A shopper smelt something fishy when a youth offered to sell her what appeared to be a quality perfume but was far from such.
The second such incident in Surrey Street Market in recent weeks, it has prompted the council’s trading standards team to warn shoppers to beware buying from unlicensed sellers what appear to be boxes of high-end perfumes at knock-down prices but which turn out to be very poor-quality counterfeits.
Closer inspection of the package offered to the market shopper revealed that, while the box indicated it contained Chanel, the bottle inside was actually no more than a poorly presented fake.
The shopper complained to the market inspector, who immediately stepped in and confiscated the goods, which were subsequently handed to trading standards officers.
Police were called but the youth, who was selling the goods from a plastic carrier bag, ran off before they arrived.
The confiscated items, all 100ml bottles, were being palmed off as Chanel No 5 eau de parfum, and D&G Hidden Code eau de toilette.
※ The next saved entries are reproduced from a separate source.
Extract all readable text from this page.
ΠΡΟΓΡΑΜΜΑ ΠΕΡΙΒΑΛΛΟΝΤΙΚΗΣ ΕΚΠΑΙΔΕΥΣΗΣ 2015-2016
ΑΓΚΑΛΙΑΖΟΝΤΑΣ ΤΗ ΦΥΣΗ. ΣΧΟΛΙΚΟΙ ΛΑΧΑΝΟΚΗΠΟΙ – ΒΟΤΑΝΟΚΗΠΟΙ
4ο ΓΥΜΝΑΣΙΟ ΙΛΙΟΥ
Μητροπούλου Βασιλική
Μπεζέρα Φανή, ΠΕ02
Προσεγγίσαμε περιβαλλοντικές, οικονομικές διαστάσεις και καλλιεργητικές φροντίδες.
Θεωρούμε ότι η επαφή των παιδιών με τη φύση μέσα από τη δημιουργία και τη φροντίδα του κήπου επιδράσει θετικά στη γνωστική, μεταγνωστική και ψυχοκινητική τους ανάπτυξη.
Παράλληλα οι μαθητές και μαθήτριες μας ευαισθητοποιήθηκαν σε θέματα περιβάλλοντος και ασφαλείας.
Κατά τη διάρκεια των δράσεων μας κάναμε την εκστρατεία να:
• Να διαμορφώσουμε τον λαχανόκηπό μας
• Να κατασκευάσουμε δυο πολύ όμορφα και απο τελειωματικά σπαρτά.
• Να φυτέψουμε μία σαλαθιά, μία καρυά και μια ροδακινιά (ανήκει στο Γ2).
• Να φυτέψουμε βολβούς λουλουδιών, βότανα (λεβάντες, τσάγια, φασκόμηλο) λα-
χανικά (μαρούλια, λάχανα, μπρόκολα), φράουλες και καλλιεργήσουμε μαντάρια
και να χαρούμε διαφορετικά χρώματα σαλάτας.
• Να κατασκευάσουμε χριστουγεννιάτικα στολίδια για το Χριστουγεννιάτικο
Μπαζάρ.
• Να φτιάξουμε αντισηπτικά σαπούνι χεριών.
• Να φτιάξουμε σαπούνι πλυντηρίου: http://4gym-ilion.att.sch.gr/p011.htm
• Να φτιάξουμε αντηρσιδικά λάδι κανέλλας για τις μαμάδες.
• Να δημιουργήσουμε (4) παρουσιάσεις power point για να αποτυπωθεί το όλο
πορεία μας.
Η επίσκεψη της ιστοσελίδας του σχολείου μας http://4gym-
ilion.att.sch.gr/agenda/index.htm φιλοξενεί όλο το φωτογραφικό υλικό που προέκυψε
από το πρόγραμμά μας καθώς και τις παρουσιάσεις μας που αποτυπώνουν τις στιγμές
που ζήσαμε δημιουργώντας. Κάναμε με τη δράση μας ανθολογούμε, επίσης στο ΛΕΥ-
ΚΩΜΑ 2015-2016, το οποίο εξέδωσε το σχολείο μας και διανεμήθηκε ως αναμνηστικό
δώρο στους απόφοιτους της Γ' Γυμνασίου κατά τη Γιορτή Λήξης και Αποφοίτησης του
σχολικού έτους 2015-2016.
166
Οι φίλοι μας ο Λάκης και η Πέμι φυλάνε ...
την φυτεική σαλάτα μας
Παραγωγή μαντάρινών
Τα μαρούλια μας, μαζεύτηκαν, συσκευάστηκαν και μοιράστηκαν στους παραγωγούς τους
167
They had price tags of £96 stuck to them but were being offered for sale at less than £10.
The “Chanel” boxes bore a logo similar to that of Chanel’s trademarked symbol – two intertwined circles, as opposed to the legitimate back-to-back capital Cs. The bottle inside the box was labelled No5 Chamele.
“It’s a shame this rogue chose to target Surrey Street for his criminal activities. Our historic market is the workplace of many good, decent traders, making an honest living, and they certainly don’t want this sort of thing happening in their midst.
“It’s a sad fact of life that there are people who are prepared to rip off others by producing vastly inferior goods and selling them as trusted brands at what appear to be bargain prices.
“In truth, the goods are anything but a bargain. The fact they were being sold from a plastic carrier bag should have rung alarm bells.
“The old saying that ‘if it looks too good to be true, it very probably is’ should always be borne in mind. The sensible thing to do is to not buy the goods, and report the matter to the police at the earliest opportunity.
“Early reporting increases the chance of the crook being caught, and stops him hoodwinking other shoppers who might not be quite as alert.”